To enhance mobility, gross and fine motor skills, occupational and physical therapy is recommended to address hypotonia and contractures.
In warranted cases, surgical correction of adducted thumbs may be performed.
Speech and language therapy can be used to improve communication, and sign language can be employed in non-verbal cases.
Current therapy for cryptorchidism is human chorionic gonadotropin for genital developmental stimulation, and/or orchidopexy if necessary.
In cases of growth hormone deficiency, human growth hormone (HGH) should be considered. While no studies of HGH treatment have been performed in individuals with Schaaf-Yang syndrome, this regimen has been investigated in patients with Prader-Willi syndrome, and there is reason to believe that the effects may be similar in both groups. HGH treatment may improve height, muscle mass, weight distribution, stamina, and bone mineral density. In addition, studies in Prader-Willi syndrome suggest its positive effects on development and behavior.

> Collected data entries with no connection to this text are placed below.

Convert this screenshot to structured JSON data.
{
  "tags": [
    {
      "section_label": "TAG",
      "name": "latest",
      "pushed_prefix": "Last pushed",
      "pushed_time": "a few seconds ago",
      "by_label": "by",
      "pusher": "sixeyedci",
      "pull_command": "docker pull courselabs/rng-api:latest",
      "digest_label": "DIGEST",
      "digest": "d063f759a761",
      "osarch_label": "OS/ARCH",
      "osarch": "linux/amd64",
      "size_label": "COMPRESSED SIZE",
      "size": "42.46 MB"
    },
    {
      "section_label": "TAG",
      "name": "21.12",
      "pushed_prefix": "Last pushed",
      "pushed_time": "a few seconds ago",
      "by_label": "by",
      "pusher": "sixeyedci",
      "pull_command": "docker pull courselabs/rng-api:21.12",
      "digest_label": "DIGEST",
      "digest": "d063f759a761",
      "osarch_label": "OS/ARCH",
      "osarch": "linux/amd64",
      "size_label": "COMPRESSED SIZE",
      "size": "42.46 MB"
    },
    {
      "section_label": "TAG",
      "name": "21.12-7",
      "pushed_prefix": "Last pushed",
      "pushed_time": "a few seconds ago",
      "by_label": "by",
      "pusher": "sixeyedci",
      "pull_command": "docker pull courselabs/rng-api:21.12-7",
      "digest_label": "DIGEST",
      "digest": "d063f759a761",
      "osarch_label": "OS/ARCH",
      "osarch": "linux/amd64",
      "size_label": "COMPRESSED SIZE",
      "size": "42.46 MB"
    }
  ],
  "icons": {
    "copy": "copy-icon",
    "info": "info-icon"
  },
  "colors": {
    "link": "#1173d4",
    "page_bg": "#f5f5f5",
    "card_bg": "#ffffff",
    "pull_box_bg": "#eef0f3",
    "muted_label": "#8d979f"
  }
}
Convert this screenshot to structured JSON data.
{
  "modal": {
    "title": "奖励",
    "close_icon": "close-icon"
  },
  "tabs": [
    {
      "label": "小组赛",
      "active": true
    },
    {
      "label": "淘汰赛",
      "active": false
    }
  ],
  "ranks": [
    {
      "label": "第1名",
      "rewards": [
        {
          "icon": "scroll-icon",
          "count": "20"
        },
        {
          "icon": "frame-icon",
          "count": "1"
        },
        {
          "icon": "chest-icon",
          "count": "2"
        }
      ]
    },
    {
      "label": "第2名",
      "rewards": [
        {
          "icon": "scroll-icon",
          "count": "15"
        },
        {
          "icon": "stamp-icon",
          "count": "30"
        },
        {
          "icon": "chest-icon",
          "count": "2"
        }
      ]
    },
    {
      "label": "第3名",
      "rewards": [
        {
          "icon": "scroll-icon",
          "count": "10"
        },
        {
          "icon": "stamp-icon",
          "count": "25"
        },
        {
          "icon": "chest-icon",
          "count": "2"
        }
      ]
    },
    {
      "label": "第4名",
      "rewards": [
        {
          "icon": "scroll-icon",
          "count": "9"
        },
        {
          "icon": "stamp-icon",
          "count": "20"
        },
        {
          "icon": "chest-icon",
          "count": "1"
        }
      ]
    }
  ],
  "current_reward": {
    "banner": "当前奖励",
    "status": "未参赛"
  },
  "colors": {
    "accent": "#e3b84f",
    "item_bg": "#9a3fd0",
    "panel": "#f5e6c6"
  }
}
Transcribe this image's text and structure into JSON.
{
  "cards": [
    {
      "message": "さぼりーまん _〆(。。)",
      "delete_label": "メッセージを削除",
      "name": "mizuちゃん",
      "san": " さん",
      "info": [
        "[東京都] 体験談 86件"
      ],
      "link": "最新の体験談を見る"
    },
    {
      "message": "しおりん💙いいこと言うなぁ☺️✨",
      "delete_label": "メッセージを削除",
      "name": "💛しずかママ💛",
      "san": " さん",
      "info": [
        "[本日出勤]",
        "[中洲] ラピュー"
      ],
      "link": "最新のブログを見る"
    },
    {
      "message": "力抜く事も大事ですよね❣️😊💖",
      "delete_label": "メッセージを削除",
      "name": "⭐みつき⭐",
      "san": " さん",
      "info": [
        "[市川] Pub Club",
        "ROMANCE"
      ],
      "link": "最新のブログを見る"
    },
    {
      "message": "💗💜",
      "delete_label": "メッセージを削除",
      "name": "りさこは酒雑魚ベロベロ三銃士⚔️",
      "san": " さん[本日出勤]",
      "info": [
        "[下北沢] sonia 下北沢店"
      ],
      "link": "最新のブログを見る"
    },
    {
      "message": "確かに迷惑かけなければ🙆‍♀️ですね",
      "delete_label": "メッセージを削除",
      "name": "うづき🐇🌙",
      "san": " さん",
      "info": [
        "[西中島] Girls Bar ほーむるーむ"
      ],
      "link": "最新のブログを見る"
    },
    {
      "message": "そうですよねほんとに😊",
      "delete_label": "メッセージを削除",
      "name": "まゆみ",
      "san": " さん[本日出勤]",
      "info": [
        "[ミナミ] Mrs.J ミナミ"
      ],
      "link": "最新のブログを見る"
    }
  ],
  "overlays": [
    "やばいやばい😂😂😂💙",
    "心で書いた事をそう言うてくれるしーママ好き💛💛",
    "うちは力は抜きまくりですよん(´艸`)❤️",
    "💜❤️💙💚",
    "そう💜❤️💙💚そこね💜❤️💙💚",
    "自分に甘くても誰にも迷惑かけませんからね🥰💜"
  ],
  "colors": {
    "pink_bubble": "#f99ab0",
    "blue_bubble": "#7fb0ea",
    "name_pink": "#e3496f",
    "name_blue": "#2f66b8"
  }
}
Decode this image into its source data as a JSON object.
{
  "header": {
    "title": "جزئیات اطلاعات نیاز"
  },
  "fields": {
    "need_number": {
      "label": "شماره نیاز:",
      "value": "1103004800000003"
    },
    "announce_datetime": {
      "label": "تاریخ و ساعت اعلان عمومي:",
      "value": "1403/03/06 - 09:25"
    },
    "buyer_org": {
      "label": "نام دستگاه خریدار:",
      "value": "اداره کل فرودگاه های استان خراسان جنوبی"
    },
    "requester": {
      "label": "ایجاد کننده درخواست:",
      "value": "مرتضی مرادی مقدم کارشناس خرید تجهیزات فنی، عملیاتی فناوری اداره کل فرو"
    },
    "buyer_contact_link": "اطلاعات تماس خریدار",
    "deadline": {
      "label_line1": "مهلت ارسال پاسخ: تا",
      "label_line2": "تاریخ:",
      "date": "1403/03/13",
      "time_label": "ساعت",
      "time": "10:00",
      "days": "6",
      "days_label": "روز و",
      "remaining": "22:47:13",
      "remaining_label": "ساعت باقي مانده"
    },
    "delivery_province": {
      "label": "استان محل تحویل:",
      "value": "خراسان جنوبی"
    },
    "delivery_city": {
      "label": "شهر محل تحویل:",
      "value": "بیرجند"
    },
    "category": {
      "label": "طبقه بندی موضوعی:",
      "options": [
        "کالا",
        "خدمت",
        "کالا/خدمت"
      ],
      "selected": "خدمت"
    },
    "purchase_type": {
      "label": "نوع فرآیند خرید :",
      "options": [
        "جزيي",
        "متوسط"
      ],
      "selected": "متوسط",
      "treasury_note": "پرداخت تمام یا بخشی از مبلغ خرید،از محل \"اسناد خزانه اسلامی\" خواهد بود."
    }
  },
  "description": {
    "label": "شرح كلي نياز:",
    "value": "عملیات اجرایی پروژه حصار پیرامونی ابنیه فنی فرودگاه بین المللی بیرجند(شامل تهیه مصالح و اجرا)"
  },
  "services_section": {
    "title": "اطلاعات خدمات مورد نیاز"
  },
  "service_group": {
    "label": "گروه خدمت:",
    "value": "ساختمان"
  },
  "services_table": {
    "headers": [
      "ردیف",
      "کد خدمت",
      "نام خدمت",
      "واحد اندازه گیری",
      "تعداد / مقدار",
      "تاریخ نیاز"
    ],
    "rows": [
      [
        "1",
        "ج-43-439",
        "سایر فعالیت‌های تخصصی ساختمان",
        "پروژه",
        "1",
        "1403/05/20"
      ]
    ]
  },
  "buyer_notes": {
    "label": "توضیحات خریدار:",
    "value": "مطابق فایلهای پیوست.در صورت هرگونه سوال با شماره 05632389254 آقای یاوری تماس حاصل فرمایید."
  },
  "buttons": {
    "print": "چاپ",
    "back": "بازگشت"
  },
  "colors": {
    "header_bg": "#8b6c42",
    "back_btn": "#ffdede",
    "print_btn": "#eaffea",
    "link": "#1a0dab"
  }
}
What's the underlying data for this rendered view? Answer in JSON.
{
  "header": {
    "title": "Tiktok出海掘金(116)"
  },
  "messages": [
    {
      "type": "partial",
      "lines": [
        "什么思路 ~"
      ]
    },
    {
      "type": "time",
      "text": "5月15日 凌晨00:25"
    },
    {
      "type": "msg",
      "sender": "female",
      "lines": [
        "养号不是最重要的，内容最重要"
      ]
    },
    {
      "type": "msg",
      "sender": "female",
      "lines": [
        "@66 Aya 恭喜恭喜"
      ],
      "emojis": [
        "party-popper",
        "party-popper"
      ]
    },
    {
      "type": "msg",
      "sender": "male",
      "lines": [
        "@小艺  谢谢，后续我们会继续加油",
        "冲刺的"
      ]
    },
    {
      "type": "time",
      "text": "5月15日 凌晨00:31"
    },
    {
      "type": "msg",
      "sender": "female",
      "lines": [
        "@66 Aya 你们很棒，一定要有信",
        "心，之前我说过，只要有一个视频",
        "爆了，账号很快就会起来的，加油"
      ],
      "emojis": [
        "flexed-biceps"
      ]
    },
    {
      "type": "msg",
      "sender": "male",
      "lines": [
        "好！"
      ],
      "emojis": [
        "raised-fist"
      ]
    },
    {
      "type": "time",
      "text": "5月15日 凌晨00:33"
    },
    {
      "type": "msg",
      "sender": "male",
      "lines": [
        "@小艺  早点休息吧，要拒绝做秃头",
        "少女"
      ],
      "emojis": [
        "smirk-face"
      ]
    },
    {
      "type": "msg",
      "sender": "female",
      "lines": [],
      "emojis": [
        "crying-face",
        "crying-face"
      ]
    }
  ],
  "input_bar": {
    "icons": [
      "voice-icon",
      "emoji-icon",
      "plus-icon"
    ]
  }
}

Because of the high prevalence of autism spectrum disorder among individuals with Schaaf-Yang syndrome, a formal autism assessment should be performed.
As well, a sleep study should be performed to assess sleep disturbances and/or the presence of apnea.
There is considerable discussion about oxytocin as a potential therapeutic for Prader-Willi syndrome, autism spectrum disorder, and potentially for those with mutations in MAGEL2. As this information progresses, we will update accordingly to provide current therapeutic options.